Garanzia giovani, la Uil Molise auspica un cambio di passo

Garanzia giovani e l’ultimo rapporto sul programma – quello dello scorso 14 luglio – sono al centro dell’analisi della Uil Molise che snocciola cifre e dettagli a tutto tondo.

“Sono quasi 9 mila i giovani che si sono registrati al programma, equamente divisi tra ragazzi e ragazze.

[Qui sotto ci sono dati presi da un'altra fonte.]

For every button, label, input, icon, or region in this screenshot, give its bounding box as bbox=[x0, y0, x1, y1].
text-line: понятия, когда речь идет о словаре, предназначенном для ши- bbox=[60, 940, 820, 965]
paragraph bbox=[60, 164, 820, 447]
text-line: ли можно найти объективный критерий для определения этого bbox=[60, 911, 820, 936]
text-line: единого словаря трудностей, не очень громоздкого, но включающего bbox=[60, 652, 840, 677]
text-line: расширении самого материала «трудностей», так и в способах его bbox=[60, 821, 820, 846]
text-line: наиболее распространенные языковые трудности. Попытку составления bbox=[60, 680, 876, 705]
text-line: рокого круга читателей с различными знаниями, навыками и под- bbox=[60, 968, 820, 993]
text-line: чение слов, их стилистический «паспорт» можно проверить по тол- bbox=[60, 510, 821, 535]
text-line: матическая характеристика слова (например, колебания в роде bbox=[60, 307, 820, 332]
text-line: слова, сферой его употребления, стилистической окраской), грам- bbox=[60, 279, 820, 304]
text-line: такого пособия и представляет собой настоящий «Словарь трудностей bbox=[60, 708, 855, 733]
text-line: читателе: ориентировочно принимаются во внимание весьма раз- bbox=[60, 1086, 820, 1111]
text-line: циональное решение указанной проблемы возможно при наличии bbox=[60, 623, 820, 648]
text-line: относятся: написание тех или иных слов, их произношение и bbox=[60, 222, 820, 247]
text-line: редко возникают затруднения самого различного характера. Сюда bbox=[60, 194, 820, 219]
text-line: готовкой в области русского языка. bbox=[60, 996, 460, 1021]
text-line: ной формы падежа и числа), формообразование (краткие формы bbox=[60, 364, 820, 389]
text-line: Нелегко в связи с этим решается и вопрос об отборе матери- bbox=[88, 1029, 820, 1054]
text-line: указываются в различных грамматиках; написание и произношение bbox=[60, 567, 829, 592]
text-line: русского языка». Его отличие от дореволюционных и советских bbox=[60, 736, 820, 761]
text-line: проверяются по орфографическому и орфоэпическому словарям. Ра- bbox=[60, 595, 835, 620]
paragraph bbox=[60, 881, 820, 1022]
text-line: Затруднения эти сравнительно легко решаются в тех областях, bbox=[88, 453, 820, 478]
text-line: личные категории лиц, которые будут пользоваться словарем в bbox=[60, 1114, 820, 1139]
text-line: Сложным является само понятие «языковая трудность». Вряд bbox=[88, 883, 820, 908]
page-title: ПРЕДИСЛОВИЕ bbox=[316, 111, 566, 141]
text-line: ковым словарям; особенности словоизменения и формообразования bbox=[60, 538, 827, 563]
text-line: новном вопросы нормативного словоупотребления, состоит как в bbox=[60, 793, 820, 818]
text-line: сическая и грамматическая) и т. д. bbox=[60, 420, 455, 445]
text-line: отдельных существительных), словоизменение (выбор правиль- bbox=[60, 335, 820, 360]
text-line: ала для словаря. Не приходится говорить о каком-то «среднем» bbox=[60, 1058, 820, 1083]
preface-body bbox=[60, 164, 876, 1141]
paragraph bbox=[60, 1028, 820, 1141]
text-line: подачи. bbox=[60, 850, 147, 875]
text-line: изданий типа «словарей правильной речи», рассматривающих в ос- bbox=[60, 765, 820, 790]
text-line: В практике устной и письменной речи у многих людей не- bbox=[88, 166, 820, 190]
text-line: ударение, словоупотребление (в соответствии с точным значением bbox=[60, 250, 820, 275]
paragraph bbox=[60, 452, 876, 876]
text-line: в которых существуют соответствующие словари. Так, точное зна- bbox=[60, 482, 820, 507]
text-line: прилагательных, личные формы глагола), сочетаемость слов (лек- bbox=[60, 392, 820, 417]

Il 63,1% del totale sono stati presi in carico dai servizi per l’impiego, a fronte di una media nazionale del 66,1% – si legge in una nota – con pochi giovanissimi: 453 ragazzi e ragazze di età fino a 18 anni, quasi la metà (4.366 unità) sono giovani maggiorenni fino a 24 anni, il 45,2% (3.972 unità) sono ragazzi e ragazze di età compresa tra i 25 ed i 29 anni. Interessanti i dati che riguardano l’indice di profilazione dei giovani presi in carico: in Molise il 90% dei giovani presi in carico presenta un indice di profilazione medio alto e alto, il che vuol dire più difficoltà di inserimento lavorativo”.

Ma troppe cose non vanno nel programma ‘Garanzia giovani’ come realizzato in Molise – questa l’accusa di Tecla Boccardo, leader della locale Uil – perché, per quanto riguarda gli impegni di spesa la Regione Molise, dopo due anni di operatività del piano, ha impegnato 3,9 milioni di euro, poco più della metà delle risorse assegnate. Mentre per quanto riguarda la spesa, abbiamo rendicontato quasi esclusivamente per tirocini utilizzando un quinto delle risorse disponibili. Insomma, le risorse ci sono ma vengono impegnate e spese con ritardi  che vanno assolutamente superati”.

“Serve certamente un deciso cambio di passo per la continuazione del programma con adeguati finanziamenti volti a riqualificare, soprattutto, i Servizi per l’impiego. Infatti, è fondamentale per la buona riuscita di Garanzia Giovani, che a monte vi siano servizi per l’impiego efficienti ed efficaci e che vi sia il reale coinvolgimento del mondo delle imprese e della scuola. La spesa e gli investimenti in tema di politiche attive e di potenziamento della rete dei servizi per l’impiego resta insufficiente e, assolutamente, sottodimensionata rispetto alle funzioni che vengono assegnate”, la richiesta.